Comme l'ensemble des juridictions, les tribunaux d'instance ont été progressivement informatisés. Ainsi, depuis la fin de l'année 2000, toutes les juridictions disposent d'un ordinateur ayant accès à Internet. Cependant, l'informatisation des tribunaux d'instance est loin d'être achevée.

D'abord, certains ordinateurs sont très vétustes. Ensuite, il est surprenant de constater que tous les postes de travail des tribunaux d'instance ne disposent pas du logiciel de calcul Excel alors que tous les agents sont amenés à effectuer des tableaux, à comptabiliser les procédures et à classer un nombre important de données.

De même, il est urgent que tous les ordinateurs soient équipés du logiciel de traitement de texte Word, beaucoup plus maniable que « Word perfect », pourtant imposé par la Chancellerie, qui pose en outre des problèmes de compatibilité en cas d'échange de documents, tous les interlocuteurs des juridictions travaillant sous Word.

Par ailleurs, certaines opérations ne sont toujours pas informatisées comme la procédure de succession ou les partages judiciaires, ce qui ralentit considérablement les phases de traitement.

Ensuite, certains logiciels ne donnent pas entière satisfaction. Ainsi, le logiciel « tuti » relatif aux tutelles ne permet pas de vérifier si le compte de gestion a été déposé. De même, le logiciel du registre du commerce ne peut pas être lié à Excel alors qu'il est censé permettre de tenir la comptabilité.

D'une manière plus générale, les logiciels destinés aux tribunaux d'instance pêchent par l'impossibilité qui existe de les faire évoluer. Ainsi, il n'est pas possible d'intervenir dans les paramètres pour les adapter aux pratiques de chaque juridiction ou encore les adapter à une modification de la législation en vigueur.

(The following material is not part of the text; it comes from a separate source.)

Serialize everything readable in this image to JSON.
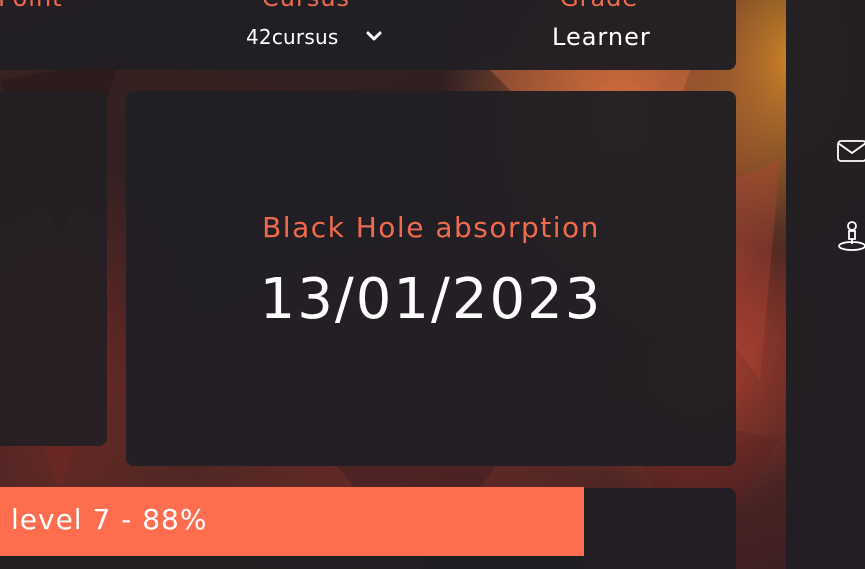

Les logiciels des autres juridictions que les tribunaux d'instance sont beaucoup plus souples. En effet, ils ont été conçus par des sociétés privées puis rachetés par la Chancellerie. Toutefois, les concepteurs restent chargés des évolutions des logiciels. Celles-ci interviennent donc rapidement.

Au contraire, les logiciels des tribunaux d'instance sont directement conçus par les informaticiens de la Chancellerie. Les délais de réaction pour effectuer les évolutions sont donc plus longs dans la mesure où il n'y a aucun intéressement financier : ils sont réalisés lorsqu'un arbitrage intervient en leur faveur.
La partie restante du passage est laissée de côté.